Haricî milletlerinin bir teklifi bunları kuvvetlendirdi. Milâdın 565-567 veya daha ileri senelerinde Justinyen’in Roma tahtında ve Hüsrev-i Nuşirevan’ın İran tahtında hüküm sürdüğü sırada Çinlilerin Mukan Han, Yunanlıların Dizaboul[164 - Tahrif edilmiş Türk unvanı.] diye bildikleri Türk hükümdarı Bumin Kağan kendi haricî milleti olan Tele Türklerinin reisi, Soğdiyye valisi, ve asıl hükümdarın kaymakam veya hıdivi olan zattan bir dilekçe aldı.[165 - Bu reisin adı Yabgu Şad idi: “Tölis Tarduş budunug anda itmiş. Yabgug şadıg anda birmiş.” Yukarda da beyan olunduğu gibi yabgu ve şad ayrı ayrı rütbe ismidir: Şad ikiydi. Biri devletin doğusuna, biri batısına memur idi. Radloff bu iki ismi sehven birleştirmiş ve Mösyö Leon Cahun da bu şekilde kullanmıştır. Türk lakablarının hicri I. ve II. asırdaki mertebeleri ilerde görülecek. Soğdiye denen yer Arapların Maveraünnehir dedikleri Amuderya ile Sirderya arasındaki bölgedir. O zamanlarda Türkler buraya Soğd ve ahalisine Soğdak derlerdi: Soğdak budun iteyin terin. Yani Soğdak milletini vuralım dedi. (Eski Türk Yazıtları)] Soğdaklar, Medya’da ipek satmak üzere İran memleketinden transit yoluyla mallarının geçirilmesine müsaade almak üzere hakanın İran hükümdarı nezdinde aracılığını istirham ediyorlardı.[166 - Menandros, s. 295-296.] Medya denilen yer vaktiyle Atropaténe denilen Azerbaycan bölgesindedir ki pek eski bir tarihte yarı yarıya Türkleşmiş olduğu hâlde Ak Hun yahut Tele denilen Türklerin hicretiyle âdeta asli ahalisini bu unsur teşkil etmiş idi. İşte o zamandan beri Azerbaycan bölgesi tamamen Türklerle iskân edilerek o hâlini hâlâ muhafaza ediyor. İpek ticareti yolu pek açık olarak resmedilmiştir. Çin sınırında bulunan Türkler ya savaşta gösterdikleri yararlık ücreti veyahut bozuştukları zaman ettikleri akın ganimeti olarak Çin hükümdarı veya ülkesinden kıymetli kumaşlar alırlardı. İpek kumaşların fazlasını kendi müttefik ve haricî tebaları olan Maveraünnehir ve Horasan Tele Soğdaklara satarlar, onlar da Azerbaycan’daki hemcinsleri olan Türkler vasıtasıyla Roma’ya ulaştırmak için Acemistan’dan transit yani aktarma yoluyla kendilerine bir çıkar yol ararlardı.

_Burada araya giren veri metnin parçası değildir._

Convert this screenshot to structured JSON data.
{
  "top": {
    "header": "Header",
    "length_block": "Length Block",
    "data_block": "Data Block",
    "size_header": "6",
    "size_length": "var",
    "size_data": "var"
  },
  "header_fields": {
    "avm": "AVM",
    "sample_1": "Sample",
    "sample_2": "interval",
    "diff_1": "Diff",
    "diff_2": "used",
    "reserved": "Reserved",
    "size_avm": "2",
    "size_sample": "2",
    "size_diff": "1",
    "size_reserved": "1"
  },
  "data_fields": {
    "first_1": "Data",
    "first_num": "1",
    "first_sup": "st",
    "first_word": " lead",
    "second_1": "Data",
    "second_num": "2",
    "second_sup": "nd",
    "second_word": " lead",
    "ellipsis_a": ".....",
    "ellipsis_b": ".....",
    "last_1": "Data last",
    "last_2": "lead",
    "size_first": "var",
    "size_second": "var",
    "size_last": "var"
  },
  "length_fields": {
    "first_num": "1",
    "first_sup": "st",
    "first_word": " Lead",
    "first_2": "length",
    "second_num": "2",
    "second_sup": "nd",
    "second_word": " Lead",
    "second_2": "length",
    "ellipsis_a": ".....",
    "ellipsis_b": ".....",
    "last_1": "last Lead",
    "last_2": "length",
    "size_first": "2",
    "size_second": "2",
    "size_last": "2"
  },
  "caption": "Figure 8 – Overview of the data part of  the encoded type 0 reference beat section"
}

Bu takdirce Amuderya’nın öte tarafında bulunan Tele yani Ak Hun, -Eftalit Heyatala- nehir üzerindeki inatçı ve itaatsiz Türkmenleri hakana itaatkâr ve halis olan Telelerin bu teşebbüsüne muhalefet edecekleri tabiidir. İran vekayinameleri, Dizabol’un, Bumin (Mukan) Han’ın Soğdaklara bir kervan çıkarmalarına izin verdiğini ve bunun için Sasani hükümdarı nezdine Manyah adlı bir de sefir gönderdiğini naklederler. Bu sefir ismi telaffuzca Türkçe ise de tahrif edilmiştir. Yunanlıların Katovlfos[167 - Doğu lisanlarının hiçbirisinde böyle bir isim bulunamaz. Nüshalar pek fena yazılmıştır. Bunun Kutak olması akla yakındır.] Katolfos diye anıldıkları Medya’ya iltica eden sahilde meskûn Türklerden birisi İran şahının huzuruna giderek bu teşebbüsün tehlikesini anlatmış ve ipeklerin satın alınıp yakılmasını ve Fars ikliminin su ve havasının “çok sıcak ve kurak” olması sebebiyle Türklere yaramadığından sefir heyetinin öldüklerini duyurarak zehirlenmelerini tavsiye eyledi. Teofilakt zelzele hesaba katılmaksızın Soğd memleketinde yumurcak-vebadan vefatlar olduğuna Türklerin kanaat eylediklerini açıkça yazıyor.[168 - Teofilakt, s. 286, Türklerin Tesmimi. Menander, s. 297.] Acemlerin bu illete karşı verdikleri deva İran çitinde bulunan Türkleri ortadan kaldıracak bir şey idi. Fakat Menander’in kavlince Dizabol “pek dikkatli ve pek zeki”[169 - Menander, s. 297.] olduğundan bu Acem söylentisine inanmadı. İşin içinde bir fenalık olduğunu anlamış olmalıdır.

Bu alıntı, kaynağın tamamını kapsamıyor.